Let’s be honest. Gordon Brown has received a bad press for at least a decade. And while most of it has been merited, some of it has been unfair.

So here is a thought. It is time he was at least partially rehabilitated. The trigger for this? The craft beer revolution.

The thought occurred to me after some City friends and I met for a semi-regular get together and it was proposed that we not only meet in a pub to drink beer (we have been avoiding such evenings for probably 20 years for a variety of reasons, including all being in employment and married) but we actually enjoyed it.

If a trend has penetrated even our unfashionable consciousnesses, something really big must be going on.

The surprises kept on coming. The hostelry in question, the Craft Beer company in Hatton Garden, has 37 different kegs and casks lined up at the bar, the weakest at one end and the strongest at the other. Being a self-confessed lightweight, I hung around at the bottom with the IPAs.
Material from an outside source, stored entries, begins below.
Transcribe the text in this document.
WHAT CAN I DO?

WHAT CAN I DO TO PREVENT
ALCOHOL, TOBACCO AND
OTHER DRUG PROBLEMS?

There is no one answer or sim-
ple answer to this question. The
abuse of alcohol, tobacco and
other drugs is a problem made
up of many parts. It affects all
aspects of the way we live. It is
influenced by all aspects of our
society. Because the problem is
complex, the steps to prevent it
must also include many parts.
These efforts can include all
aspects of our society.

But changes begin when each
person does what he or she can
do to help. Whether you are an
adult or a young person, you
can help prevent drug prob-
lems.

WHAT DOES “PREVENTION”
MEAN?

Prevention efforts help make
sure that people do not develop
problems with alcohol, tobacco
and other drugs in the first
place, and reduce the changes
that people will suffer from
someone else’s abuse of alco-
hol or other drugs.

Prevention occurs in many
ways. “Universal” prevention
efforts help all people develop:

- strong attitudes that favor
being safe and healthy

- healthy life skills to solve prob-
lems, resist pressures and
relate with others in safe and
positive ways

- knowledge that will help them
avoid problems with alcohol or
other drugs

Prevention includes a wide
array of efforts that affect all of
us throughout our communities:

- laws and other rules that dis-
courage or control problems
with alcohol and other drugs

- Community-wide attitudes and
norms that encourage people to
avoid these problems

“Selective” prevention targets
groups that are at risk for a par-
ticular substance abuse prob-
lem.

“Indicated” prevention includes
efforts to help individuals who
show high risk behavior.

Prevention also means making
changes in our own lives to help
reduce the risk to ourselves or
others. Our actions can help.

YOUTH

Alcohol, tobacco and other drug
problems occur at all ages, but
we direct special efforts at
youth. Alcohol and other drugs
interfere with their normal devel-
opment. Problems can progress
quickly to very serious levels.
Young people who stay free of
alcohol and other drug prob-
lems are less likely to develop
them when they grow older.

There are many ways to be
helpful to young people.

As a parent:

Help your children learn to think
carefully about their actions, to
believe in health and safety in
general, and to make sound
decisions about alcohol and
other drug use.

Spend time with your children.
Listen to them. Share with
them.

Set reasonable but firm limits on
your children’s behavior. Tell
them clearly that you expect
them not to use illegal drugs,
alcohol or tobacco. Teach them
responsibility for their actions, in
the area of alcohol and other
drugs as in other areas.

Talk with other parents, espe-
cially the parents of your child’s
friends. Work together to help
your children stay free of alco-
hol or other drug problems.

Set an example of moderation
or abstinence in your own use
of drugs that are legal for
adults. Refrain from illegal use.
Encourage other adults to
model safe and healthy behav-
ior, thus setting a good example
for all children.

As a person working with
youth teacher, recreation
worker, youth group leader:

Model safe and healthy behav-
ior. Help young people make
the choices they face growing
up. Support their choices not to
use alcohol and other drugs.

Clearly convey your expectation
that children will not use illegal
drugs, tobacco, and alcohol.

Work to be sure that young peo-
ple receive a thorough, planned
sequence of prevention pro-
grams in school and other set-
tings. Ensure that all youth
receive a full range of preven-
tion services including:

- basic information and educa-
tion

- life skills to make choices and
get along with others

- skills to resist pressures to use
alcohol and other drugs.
There is a Scottish ale called Kilt Lifter, which I was informed “should be just up your street.”

But the biggest surprise came when somebody said: “You realise we have Gordon Brown to thank for this. It was his tax break that started the whole craft beer thing off.” Quite right, came the reply. “Good for Gordon.” Gulp.

To my knowledge, nobody has had a good word to say about the ex-chancellor and Prime Minister in the City for years. But his reputation is at last being partially rescued by the popularity of craft beer, and without him having to resort to the humiliating antics of his sidekick Ed Balls on Strictly Come Dancing.

In 2002, he halved the duty on beer for small producers and made it progressive. This is a tax break worth around £45 on the £150 wholesale price of a typical barrel.

A new report from the Bartlett Institute at UCL reminds us just how big the craft beer phenomenon is. By the late 1990s, there were only a handful of breweries left in London, now there are 84. Mr Brown’s tax break aside, this is attributed to the collaborative working styles of the industry, which tends to be found in clusters. The railway arches of Bermondsey are teaming with amiable hipsters producing new brews.

According to Companies House data, in 1995 the number of brewing companies registered in the UK had fallen to 92, now there are 1,237. Last year, a new brewery opened in Britain every 3 days. And the Society of Independent Brewers says that production by its members has nearly doubled since 2009 to over 1.7m hectolitres.

In these turbulent times, there is something reassuring about the values of craft beer. It brings out our inner Saxon, Celt, Norman, or Viking. There is a hint of nostalgia, and an implicit rejection of corporatism, but the industry has not succumbed to being anti-business or anti-globalisation. It has introduced well deserved competition for the behemoth brands like Budweiser and Heineken.

Increasingly, we all have our favourite new beverages now, perhaps evoking childhood localities or happy memories. I like something called Spire Ale (3.8% ABV, before you ask), produced by a Wiltshire brewer called Stonehenge. Its taste makes Salisbury Cathedral Close, where my wife went to school, appear in my mind.

There are some shockers too. I once emerged from the river Wye in Wales after a hot afternoon’s fishing to find myself caught up in a local beer festival, presided over by some of my ruddy faced fellow-countrymen enthusiastically serving half pint glasses of stuff the colour of molasses and apparently as strong as fortified wine. I am pretty sure it was called Headache. Or Moonshine.

Like all booms, one can imagine the bust coming one day. Mr Brown never did abolish the economic cycle, as he claimed. But that is a long way off. In the meantime, I propose a novel toast, best drunk with something at cellar temperature, with a nice head and not too many bubbles: “To Gordon.”